Steer, Don't Solve: Training Small Critic Models for Large Code Agents
Researchers developed a small critic model that guides large code agents during execution rather than evaluating completed work, reducing computational costs while improving performance. The approach achieves 25.2% accuracy on SWE-bench Verified at 64% lower expense than larger agents, demonstrating that supplementing agent training with efficient feedback mechanisms outperforms scaling alone.
The research addresses a fundamental inefficiency in code agent development: end-to-end training conflates two distinct optimization problems. Large agents struggle to balance code-level execution with strategy-level reasoning, and joint optimization leaves higher-order decision-making underdeveloped. By freezing the agent and introducing a small critic model that provides real-time feedback during trajectory execution, the team decouples these concerns and achieves superior results with dramatically reduced overhead.
This work builds on growing recognition that bigger models aren't always better. The AI research community has increasingly explored how smaller, specialized models can enhance larger systems through targeted feedback loops rather than raw scale. Traditional post-hoc critics score completed attempts, missing opportunities to steer agents away from unproductive paths mid-trajectory. The authors' intra-trajectory approach mirrors human problem-solving, where intermediate course-corrections prevent wasted effort.
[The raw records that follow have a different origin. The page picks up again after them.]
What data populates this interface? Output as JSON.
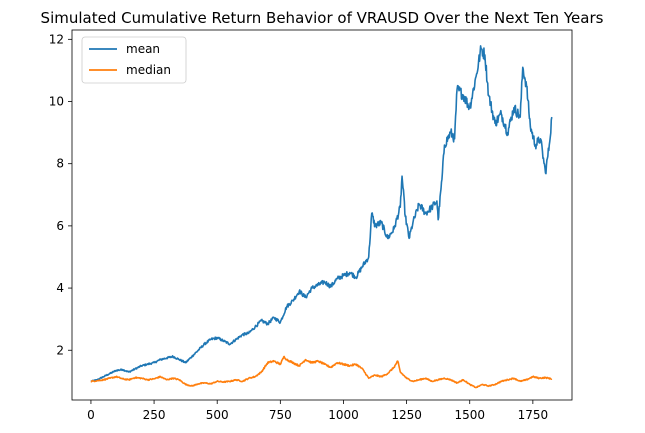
{
  "chart_data": {
    "type": "line",
    "title": "Simulated Cumulative Return Behavior of VRAUSD Over the Next Ten Years",
    "xlabel": "",
    "ylabel": "",
    "xlim": [
      -75,
      1905
    ],
    "ylim": [
      0.4,
      12.3
    ],
    "x_ticks": [
      0,
      250,
      500,
      750,
      1000,
      1250,
      1500,
      1750
    ],
    "y_ticks": [
      2,
      4,
      6,
      8,
      10,
      12
    ],
    "grid": false,
    "legend_position": "top-left",
    "series": [
      {
        "name": "mean",
        "color": "#1f77b4",
        "points": [
          [
            0,
            1.0
          ],
          [
            25,
            1.05
          ],
          [
            50,
            1.15
          ],
          [
            75,
            1.25
          ],
          [
            100,
            1.35
          ],
          [
            125,
            1.38
          ],
          [
            150,
            1.3
          ],
          [
            175,
            1.4
          ],
          [
            200,
            1.5
          ],
          [
            225,
            1.55
          ],
          [
            250,
            1.6
          ],
          [
            275,
            1.7
          ],
          [
            300,
            1.75
          ],
          [
            325,
            1.8
          ],
          [
            350,
            1.7
          ],
          [
            375,
            1.6
          ],
          [
            400,
            1.8
          ],
          [
            425,
            2.0
          ],
          [
            450,
            2.2
          ],
          [
            475,
            2.35
          ],
          [
            500,
            2.4
          ],
          [
            525,
            2.3
          ],
          [
            550,
            2.2
          ],
          [
            575,
            2.35
          ],
          [
            600,
            2.5
          ],
          [
            625,
            2.55
          ],
          [
            650,
            2.75
          ],
          [
            675,
            2.95
          ],
          [
            700,
            2.85
          ],
          [
            725,
            3.05
          ],
          [
            750,
            2.9
          ],
          [
            775,
            3.4
          ],
          [
            800,
            3.6
          ],
          [
            825,
            3.9
          ],
          [
            850,
            3.7
          ],
          [
            875,
            4.0
          ],
          [
            900,
            4.1
          ],
          [
            925,
            4.2
          ],
          [
            950,
            4.05
          ],
          [
            975,
            4.3
          ],
          [
            1000,
            4.4
          ],
          [
            1025,
            4.5
          ],
          [
            1050,
            4.35
          ],
          [
            1075,
            4.7
          ],
          [
            1100,
            5.0
          ],
          [
            1112,
            6.4
          ],
          [
            1125,
            6.0
          ],
          [
            1150,
            6.1
          ],
          [
            1175,
            5.6
          ],
          [
            1200,
            5.9
          ],
          [
            1225,
            6.6
          ],
          [
            1232,
            7.6
          ],
          [
            1245,
            6.3
          ],
          [
            1260,
            5.6
          ],
          [
            1275,
            6.1
          ],
          [
            1300,
            6.7
          ],
          [
            1325,
            6.4
          ],
          [
            1350,
            6.6
          ],
          [
            1370,
            6.8
          ],
          [
            1375,
            6.2
          ],
          [
            1390,
            7.5
          ],
          [
            1400,
            8.6
          ],
          [
            1425,
            9.0
          ],
          [
            1440,
            8.8
          ],
          [
            1450,
            10.4
          ],
          [
            1475,
            10.2
          ],
          [
            1500,
            9.8
          ],
          [
            1525,
            10.8
          ],
          [
            1545,
            11.7
          ],
          [
            1560,
            11.5
          ],
          [
            1575,
            10.2
          ],
          [
            1600,
            9.3
          ],
          [
            1625,
            9.6
          ],
          [
            1650,
            9.0
          ],
          [
            1675,
            9.8
          ],
          [
            1700,
            9.5
          ],
          [
            1710,
            11.1
          ],
          [
            1725,
            10.5
          ],
          [
            1740,
            9.2
          ],
          [
            1760,
            8.6
          ],
          [
            1780,
            8.8
          ],
          [
            1800,
            7.7
          ],
          [
            1815,
            8.6
          ],
          [
            1825,
            9.5
          ]
        ]
      },
      {
        "name": "median",
        "color": "#ff7f0e",
        "points": [
          [
            0,
            1.0
          ],
          [
            25,
            1.02
          ],
          [
            50,
            1.05
          ],
          [
            75,
            1.1
          ],
          [
            100,
            1.15
          ],
          [
            125,
            1.08
          ],
          [
            150,
            1.05
          ],
          [
            175,
            1.12
          ],
          [
            200,
            1.1
          ],
          [
            225,
            1.05
          ],
          [
            250,
            1.08
          ],
          [
            275,
            1.15
          ],
          [
            300,
            1.05
          ],
          [
            325,
            1.1
          ],
          [
            350,
            1.05
          ],
          [
            375,
            0.9
          ],
          [
            400,
            0.85
          ],
          [
            425,
            0.92
          ],
          [
            450,
            0.95
          ],
          [
            475,
            0.92
          ],
          [
            500,
            1.0
          ],
          [
            525,
            0.98
          ],
          [
            550,
            1.0
          ],
          [
            575,
            1.05
          ],
          [
            600,
            1.0
          ],
          [
            625,
            1.1
          ],
          [
            650,
            1.15
          ],
          [
            675,
            1.3
          ],
          [
            700,
            1.6
          ],
          [
            725,
            1.65
          ],
          [
            750,
            1.55
          ],
          [
            765,
            1.8
          ],
          [
            775,
            1.7
          ],
          [
            800,
            1.6
          ],
          [
            825,
            1.5
          ],
          [
            850,
            1.7
          ],
          [
            875,
            1.6
          ],
          [
            900,
            1.65
          ],
          [
            925,
            1.55
          ],
          [
            950,
            1.45
          ],
          [
            975,
            1.6
          ],
          [
            1000,
            1.55
          ],
          [
            1025,
            1.5
          ],
          [
            1050,
            1.55
          ],
          [
            1075,
            1.4
          ],
          [
            1100,
            1.1
          ],
          [
            1125,
            1.2
          ],
          [
            1150,
            1.15
          ],
          [
            1175,
            1.25
          ],
          [
            1200,
            1.45
          ],
          [
            1215,
            1.65
          ],
          [
            1225,
            1.3
          ],
          [
            1250,
            1.1
          ],
          [
            1275,
            1.0
          ],
          [
            1300,
            1.05
          ],
          [
            1325,
            1.1
          ],
          [
            1350,
            1.0
          ],
          [
            1375,
            1.05
          ],
          [
            1400,
            1.1
          ],
          [
            1425,
            1.05
          ],
          [
            1450,
            0.95
          ],
          [
            1475,
            1.05
          ],
          [
            1500,
            0.9
          ],
          [
            1525,
            0.8
          ],
          [
            1550,
            0.9
          ],
          [
            1575,
            0.85
          ],
          [
            1600,
            0.9
          ],
          [
            1625,
            1.0
          ],
          [
            1650,
            1.05
          ],
          [
            1675,
            1.1
          ],
          [
            1700,
            1.0
          ],
          [
            1725,
            1.05
          ],
          [
            1750,
            1.15
          ],
          [
            1775,
            1.1
          ],
          [
            1800,
            1.12
          ],
          [
            1825,
            1.08
          ]
        ]
      }
    ]
  }
}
The practical implications are significant for both AI labs and commercial applications. A critic-guided Qwen3-Next-80B agent costs $0.04 per inference compared to $0.11 for the unguided version while achieving superior accuracy—a compelling value proposition. The critic transfers effectively across unseen agents, suggesting broad applicability. Companies deploying code agents face mounting operational costs; this technique offers tangible savings without sacrificing quality.
The open-source release and model availability enable rapid adoption and validation. Future work likely explores scaling critic models intelligently, adapting critics across different agent architectures, and applying similar steering principles to other complex reasoning tasks. This research exemplifies how thoughtful architectural choices and efficient training strategies can compete with brute-force scaling in specialized domains.
- →Small critic models steer agents during execution, achieving 25.2% accuracy at 64% lower cost than larger unguided agents on code tasks.
- →Intra-trajectory feedback via supervised fine-tuning outperforms post-hoc trajectory scoring by enabling mid-course corrections.
- →Critics trained on one agent's trajectories transfer effectively to unseen agents with gains of +3.0 to +5.2 percentage points.
- →The critic-guided approach reduces inference costs from $0.11 to $0.04 while simultaneously improving accuracy and shortening trajectories.
- →Open-source release enables rapid adoption across diverse code agent architectures and use cases.